SABINE RENCONTRE MAITRE MINUIT...QUATRIEME PARTIE

Elle longe le trottoir une fois de plus. Dix fois de plus, depuis qu’elle avait décidé de faire un dernier tour et partir. Sa nuit était sur le point de finir sur une note trop sèche. Elle déambulait. Elle prenait grand soin de maitriser son déhanchement excitant ; tombeur et provocateur, qu’elle peaufinait à souhait en s’approchant de ces jeunes encore attelés à apprendre par chœur l’assimilation chlorophyllienne ou les propriétés chimiques du benzène.

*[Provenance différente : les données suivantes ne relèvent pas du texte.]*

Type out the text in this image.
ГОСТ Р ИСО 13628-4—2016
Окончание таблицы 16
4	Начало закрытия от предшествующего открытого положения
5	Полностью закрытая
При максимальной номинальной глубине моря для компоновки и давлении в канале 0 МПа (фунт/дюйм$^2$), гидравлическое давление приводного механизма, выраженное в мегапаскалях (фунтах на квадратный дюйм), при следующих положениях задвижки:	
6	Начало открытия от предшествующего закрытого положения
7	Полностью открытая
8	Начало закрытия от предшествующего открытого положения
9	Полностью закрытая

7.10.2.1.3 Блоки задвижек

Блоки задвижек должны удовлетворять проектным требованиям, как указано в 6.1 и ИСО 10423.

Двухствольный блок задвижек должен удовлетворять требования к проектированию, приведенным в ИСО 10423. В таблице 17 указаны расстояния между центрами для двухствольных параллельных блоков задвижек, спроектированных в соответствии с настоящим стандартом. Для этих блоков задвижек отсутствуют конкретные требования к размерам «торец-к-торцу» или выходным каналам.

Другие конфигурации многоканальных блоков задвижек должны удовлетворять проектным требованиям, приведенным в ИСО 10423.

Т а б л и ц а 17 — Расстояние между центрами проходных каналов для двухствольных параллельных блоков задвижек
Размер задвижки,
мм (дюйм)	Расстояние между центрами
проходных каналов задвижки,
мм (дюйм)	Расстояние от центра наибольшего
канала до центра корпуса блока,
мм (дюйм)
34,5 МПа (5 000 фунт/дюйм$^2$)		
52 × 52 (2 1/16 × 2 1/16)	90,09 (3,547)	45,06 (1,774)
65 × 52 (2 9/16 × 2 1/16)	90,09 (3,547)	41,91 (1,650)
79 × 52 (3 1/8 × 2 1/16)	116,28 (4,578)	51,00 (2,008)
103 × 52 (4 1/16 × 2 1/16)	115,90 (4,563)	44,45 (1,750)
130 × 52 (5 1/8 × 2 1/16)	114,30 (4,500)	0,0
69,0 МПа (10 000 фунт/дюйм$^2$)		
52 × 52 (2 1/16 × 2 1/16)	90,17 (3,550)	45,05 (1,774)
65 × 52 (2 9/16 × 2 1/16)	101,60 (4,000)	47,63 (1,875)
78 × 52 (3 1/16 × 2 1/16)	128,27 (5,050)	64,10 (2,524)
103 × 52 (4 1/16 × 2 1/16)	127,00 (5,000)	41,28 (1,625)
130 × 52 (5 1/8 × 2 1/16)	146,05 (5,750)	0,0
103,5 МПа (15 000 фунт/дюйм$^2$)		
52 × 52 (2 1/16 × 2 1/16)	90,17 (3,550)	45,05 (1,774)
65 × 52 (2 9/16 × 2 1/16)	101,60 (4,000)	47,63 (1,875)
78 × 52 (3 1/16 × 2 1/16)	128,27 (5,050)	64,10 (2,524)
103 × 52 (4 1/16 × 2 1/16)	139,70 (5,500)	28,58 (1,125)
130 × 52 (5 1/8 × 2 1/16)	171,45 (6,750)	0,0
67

Personne à l’horizon. La nuit tombait de plus en plus drue. Elle lâchait son manteau sombre foncé sur les rues évidées de ses gens et des ses bruits. Sabine comprit, comme souvent, que ses espoirs s’éteignaient et ses espérances s’évanouissaient dans l’incertitude se débattant entre la veine et la chance. Autour de la déveine et la malchance.
Malgré les propos verts de Rosemond annonçant une pêche miraculeuse, elle alla rentrer bredouille. Elle se résigna à reprendre sa route. Dans l’autre sens. Le sens de son autre vie.

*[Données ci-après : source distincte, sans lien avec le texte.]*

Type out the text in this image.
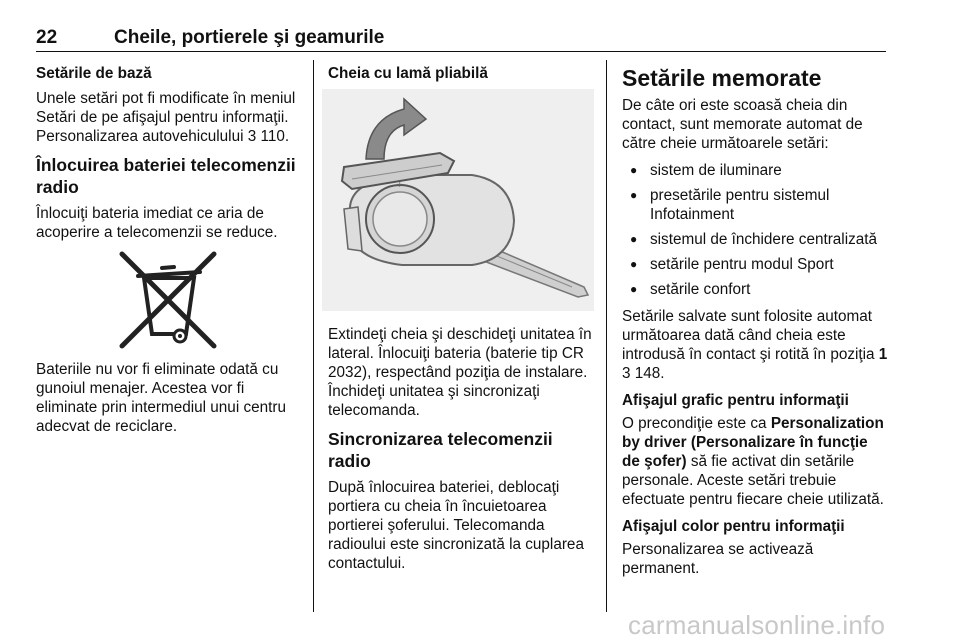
22	Cheile, portierele şi geamurile
Setările de bază

Unele setări pot fi modificate în meniul Setări de pe afişajul pentru informaţii. Personalizarea autovehiculului 3 110.

Înlocuirea bateriei telecomenzii radio

Înlocuiţi bateria imediat ce aria de acoperire a telecomenzii se reduce.

Bateriile nu vor fi eliminate odată cu gunoiul menajer. Acestea vor fi eliminate prin intermediul unui centru adecvat de reciclare.

Cheia cu lamă pliabilă
+

Extindeţi cheia şi deschideţi unitatea în lateral. Înlocuiţi bateria (baterie tip CR 2032), respectând poziţia de instalare. Închideţi unitatea şi sincronizaţi telecomanda.

Sincronizarea telecomenzii radio

După înlocuirea bateriei, deblocaţi portiera cu cheia în încuietoarea portierei şoferului. Telecomanda radioului este sincronizată la cuplarea contactului.

Setările memorate

De câte ori este scoasă cheia din contact, sunt memorate automat de către cheie următoarele setări:

● sistem de iluminare
● presetările pentru sistemul Infotainment
● sistemul de închidere centralizată
● setările pentru modul Sport
● setările confort

Setările salvate sunt folosite automat următoarea dată când cheia este introdusă în contact şi rotită în poziţia 1 3 148.

Afişajul grafic pentru informaţii

O precondiţie este ca Personalization by driver (Personalizare în funcţie de şofer) să fie activat din setările personale. Aceste setări trebuie efectuate pentru fiecare cheie utilizată.

Afişajul color pentru informaţii

Personalizarea se activează permanent.

carmanualsonline.info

Ce fragment de sa journée lui inspirait une sensation mitigée. Entre figues et raisins. Elle rentrait une nouvelle fois bredouille. Une après-midi blanc.
Il n’était pas trop tard. Mais elle craignait les situations dangereuses qui viennent surtout à la tombée du jour et à l’approche de la nuit. D’autant plus qu’après dix-neuf heures, les regards inquisiteurs des badauds, les yeux perçant des curieux abasourdis par l’oisiveté vaquent éparpillés, attirés par des curiosités de tous genres. Des rondeurs féminines dans la pénombre passent simplement au premier plan.

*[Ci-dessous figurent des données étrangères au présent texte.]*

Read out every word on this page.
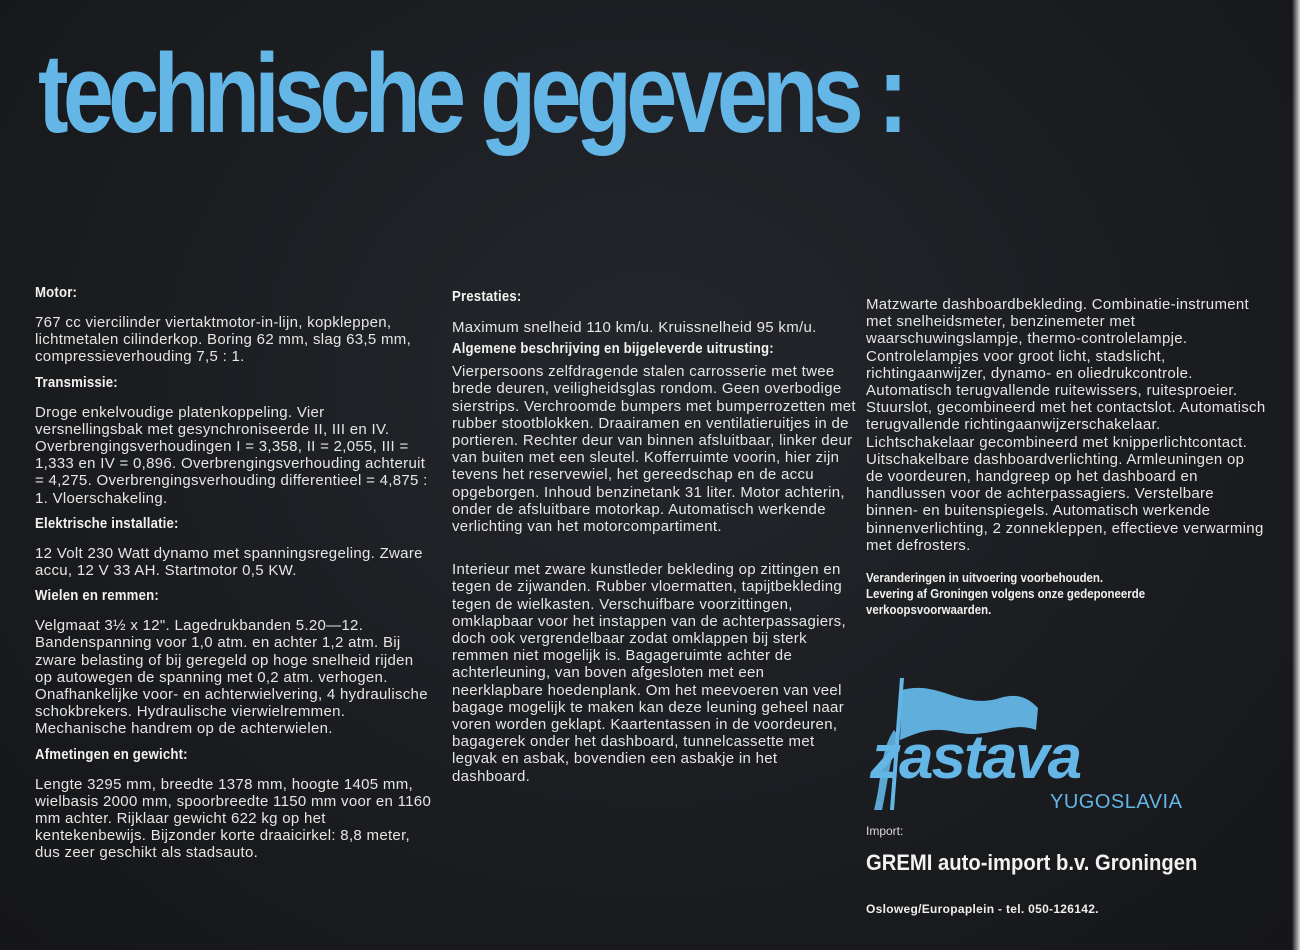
technische gegevens :

Motor:

767 cc viercilinder viertaktmotor-in-lijn, kopkleppen, lichtmetalen cilinderkop. Boring 62 mm, slag 63,5 mm, compressieverhouding 7,5 : 1.

Transmissie:

Droge enkelvoudige platenkoppeling. Vier versnellingsbak met gesynchroniseerde II, III en IV. Overbrengingsverhoudingen I = 3,358, II = 2,055, III = 1,333 en IV = 0,896. Overbrengingsverhouding achteruit = 4,275. Overbrengingsverhouding differentieel = 4,875 : 1. Vloerschakeling.

Elektrische installatie:

12 Volt 230 Watt dynamo met spanningsregeling. Zware accu, 12 V 33 AH. Startmotor 0,5 KW.

Wielen en remmen:

Velgmaat 3½ x 12". Lagedrukbanden 5.20—12. Bandenspanning voor 1,0 atm. en achter 1,2 atm. Bij zware belasting of bij geregeld op hoge snelheid rijden op autowegen de spanning met 0,2 atm. verhogen. Onafhankelijke voor- en achterwielvering, 4 hydraulische schokbrekers. Hydraulische vierwielremmen. Mechanische handrem op de achterwielen.

Afmetingen en gewicht:

Lengte 3295 mm, breedte 1378 mm, hoogte 1405 mm, wielbasis 2000 mm, spoorbreedte 1150 mm voor en 1160 mm achter. Rijklaar gewicht 622 kg op het kentekenbewijs. Bijzonder korte draaicirkel: 8,8 meter, dus zeer geschikt als stadsauto.

Prestaties:

Maximum snelheid 110 km/u. Kruissnelheid 95 km/u.

Algemene beschrijving en bijgeleverde uitrusting:

Vierpersoons zelfdragende stalen carrosserie met twee brede deuren, veiligheidsglas rondom. Geen overbodige sierstrips. Verchroomde bumpers met bumperrozetten met rubber stootblokken. Draairamen en ventilatieruitjes in de portieren. Rechter deur van binnen afsluitbaar, linker deur van buiten met een sleutel. Kofferruimte voorin, hier zijn tevens het reservewiel, het gereedschap en de accu opgeborgen. Inhoud benzinetank 31 liter. Motor achterin, onder de afsluitbare motorkap. Automatisch werkende verlichting van het motorcompartiment.

Interieur met zware kunstleder bekleding op zittingen en tegen de zijwanden. Rubber vloermatten, tapijtbekleding tegen de wielkasten. Verschuifbare voorzittingen, omklapbaar voor het instappen van de achterpassagiers, doch ook vergrendelbaar zodat omklappen bij sterk remmen niet mogelijk is. Bagageruimte achter de achterleuning, van boven afgesloten met een neerklapbare hoedenplank. Om het meevoeren van veel bagage mogelijk te maken kan deze leuning geheel naar voren worden geklapt. Kaartentassen in de voordeuren, bagagerek onder het dashboard, tunnelcassette met legvak en asbak, bovendien een asbakje in het dashboard.

Matzwarte dashboardbekleding. Combinatie-instrument met snelheidsmeter, benzinemeter met waarschuwingslampje, thermo-controlelampje. Controlelampjes voor groot licht, stadslicht, richtingaanwijzer, dynamo- en oliedrukcontrole. Automatisch terugvallende ruitewissers, ruitesproeier. Stuurslot, gecombineerd met het contactslot. Automatisch terugvallende richtingaanwijzerschakelaar. Lichtschakelaar gecombineerd met knipperlichtcontact. Uitschakelbare dashboardverlichting. Armleuningen op de voordeuren, handgreep op het dashboard en handlussen voor de achterpassagiers. Verstelbare binnen- en buitenspiegels. Automatisch werkende binnenverlichting, 2 zonnekleppen, effectieve verwarming met defrosters.

Veranderingen in uitvoering voorbehouden.
Levering af Groningen volgens onze gedeponeerde
verkoopsvoorwaarden.

zastava
YUGOSLAVIA
Import:
GREMI auto-import b.v. Groningen
Osloweg/Europaplein - tel. 050-126142.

Si à vingt heures, elle n’avait toujours pas eu le loisir d’honorer, elle était convaincue qu’elle ne pouvait rentrer chez elle que le portefeuille vide. S’empêtrer dans des embrouilles inextricables avec les jeunes brigands de La Rochelle et de carrefour s’avérait inutile et surtout très con.
Elle et sa silhouette réduites à une ombre errante à la disposition de ceux qui voudront bien se soulager leurs bourses et de quelques gourdes. Elle et sont corps confinés à la merci des fantasmes de vieux riches en quête de sensations fortes à allure de pénultième, propre d’une jeunesse que l’on refuse de bannir, anéantir ou oublier.
Les sensations partagées à demie pouvaient se convertir, à défaut de bonheur en moments gratifiants, avec quelques liasses de gourdes regorgeant son sac à main en contre partie.
Mais il y a des jours sans et des jours avec. Comme dans tous les corps de métier. Comme dans le domaine des jeux avec enjeux.
Rien par contre ne justifiait qu’elle s’en allât fanée et négligée. Comme le fleuriste range avec soins les roses non vendues pour les exposer le lendemain, elle se devait de prendre soin de sa valeur marchande : son apparence.
Le soleil était bien couché. Il avait pris soins d’endormir ses rayons qui, quelques minutes plus tôt, dardaient et zébraient la surface de la mer devenue complètement immobile de sérénité dans le zéphyr des espaces infinis.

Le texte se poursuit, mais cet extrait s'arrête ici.